Bis zu diesem Moment.

Jedes Wort von Giselle war ein Messerstich und jeder Stich ließ die Stimme lauter und Exodus‘ Abwehr schwächer werden. Es war Jahre her, dass er sie so kräftig und so deutlich gehört hatte. Und dass er auf sie hörte. Doch irgendwo in seinem Kopf brannte eine Sicherung durch, die seine Barrieren lahmlegte. Und es war Giselles Schuld. Ganz allein ihre Schuld. Er wusste es, denn er spürte den Impuls ihr eine gerechte und maßregelnde Ohrfeige zu verpassen. Sie war zu weit gegangen. Seine rechte Hand ballte sich zur Faust und sein Körper spannte sich an – aber die Stimme sagte ihm, dass er warten musste. Dass er dieses Spiel langsam spielen musste. Exodus bewegte sich mit gespenstischer Ruhe auf Giselle zu, die sich an ihren neu auserkorenen Bettgefährten klammerte.
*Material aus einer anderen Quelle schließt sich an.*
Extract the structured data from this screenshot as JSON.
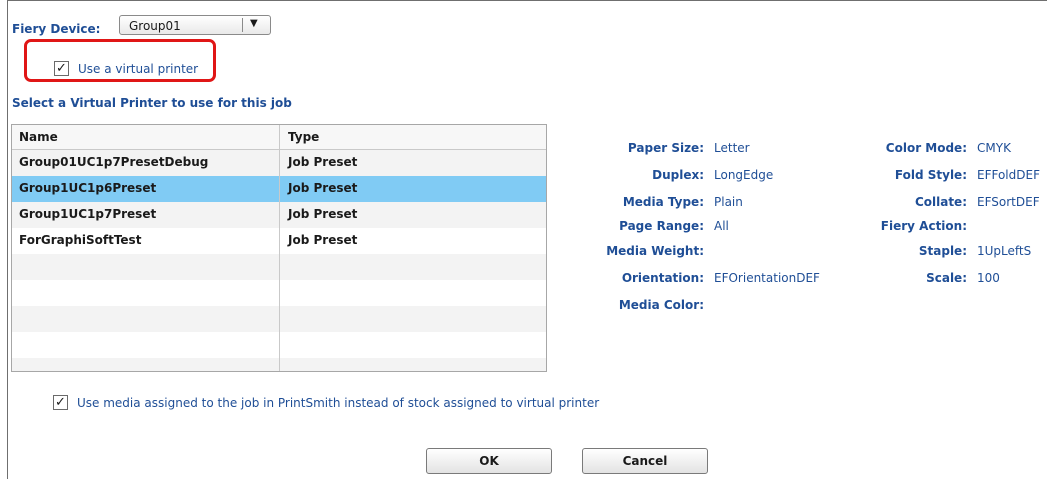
{
  "device": {
    "label": "Fiery Device:",
    "selected": "Group01",
    "arrow": "▼"
  },
  "virtual_printer_checkbox": {
    "label": "Use a virtual printer",
    "checked": true,
    "mark": "✓"
  },
  "section_title": "Select a Virtual Printer to use for this job",
  "table": {
    "columns": [
      "Name",
      "Type"
    ],
    "rows": [
      {
        "name": "Group01UC1p7PresetDebug",
        "type": "Job Preset"
      },
      {
        "name": "Group1UC1p6Preset",
        "type": "Job Preset",
        "selected": true
      },
      {
        "name": "Group1UC1p7Preset",
        "type": "Job Preset"
      },
      {
        "name": "ForGraphiSoftTest",
        "type": "Job Preset"
      }
    ]
  },
  "properties_left": [
    {
      "label": "Paper Size:",
      "value": "Letter"
    },
    {
      "label": "Duplex:",
      "value": "LongEdge"
    },
    {
      "label": "Media Type:",
      "value": "Plain"
    },
    {
      "label": "Page Range:",
      "value": "All"
    },
    {
      "label": "Media Weight:",
      "value": ""
    },
    {
      "label": "Orientation:",
      "value": "EFOrientationDEF"
    },
    {
      "label": "Media Color:",
      "value": ""
    }
  ],
  "properties_right": [
    {
      "label": "Color Mode:",
      "value": "CMYK"
    },
    {
      "label": "Fold Style:",
      "value": "EFFoldDEF"
    },
    {
      "label": "Collate:",
      "value": "EFSortDEF"
    },
    {
      "label": "Fiery Action:",
      "value": ""
    },
    {
      "label": "Staple:",
      "value": "1UpLeftS"
    },
    {
      "label": "Scale:",
      "value": "100"
    }
  ],
  "media_checkbox": {
    "label": "Use media assigned to the job in PrintSmith instead of stock assigned to  virtual printer",
    "checked": true,
    "mark": "✓"
  },
  "buttons": {
    "ok": "OK",
    "cancel": "Cancel"
  },
  "colors": {
    "accent": "#1f4e96",
    "selection": "#80cbf4",
    "highlight": "#e01616"
  }
}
Zireons, so war sein Name. Exodus schenkte ihm weiterhin keine Beachtung, sondern hob stattdessen seinen linken Zeigefinger. Mit einer Berührung, die unter anderen Umständen zärtlich hätte wirken können, strich er über Giselles Kinn und schob es dann langsam hoch, sodass sie ihm besser in die Augen sehen konnte. Sie wollte mit Zireon schlafen, hatte sie gesagt – die ganze Nacht, so lange bis sie Exodus vergessen hatte. Bis sie vergessen hatte, wie er sich anfühlte.


„So, wirst du das?“

fragte er mit harter Stimme und legte den Kopf schief, während er gedankenverloren über die zarte Haut ihres Kinns strich.

„Du wirst mit ihm schlafen, die ganze Nacht durch, bis du mich vergessen hast?“

Sein Finger löste sich von ihrem Kinn und selbst in diesem Moment kam ein Teil von ihm nicht umhin, das angenehme Prickeln zu bemerken, dass die Berührung bei ihm hinterließ. Langsam schwenkte sein Blick von Giselle zu Zireon, der sich so heldenhaft neben ihr aufgebaut hatte und der jetzt versuchte Exodus‘ kaltem Augenpaar Stand zu halten. Dieser Mann würde also mit seiner Giselle schlafen? Dieser Mann glaubte, er konnte ihm diese Frau einfach so wegnehmen?! Exodus hatte sich Giselle verdient – sie gehörte ihm. Und nur ihm.

„Bist du dir sicher, dass du das tun wirst?“

Seine Stimme glich dem Zischen einer Schlange, als er noch einmal zu der Vahla hinübersah. Mit der Linken packte er plötzlich Zireons Kragen und zerrte ihn mit einem heftigen Ruck von Giselle weg. Dann schlug er zu. Und die Stimme in seinem Kopf frohlockte.
Zireons Nase brach mit einem unschönen Knacken fast augenblicklich und tränkte seinen Aufschrei in eine große, sich über sein ganzes Gesicht ergießende Blut-Fontäne. Die Beine versagten ihm den Dienst, doch Exodus erlaubte nicht, dass sich dieser Abschaum von einem Mann auf den Boden begab. Immer noch fixierte er Giselle und seine Nüstern blähten sich wütend auf.


„Mit diesem Mann willst du also schlafen? Vielleicht ist er dazu ja gar nicht mehr in der Lage!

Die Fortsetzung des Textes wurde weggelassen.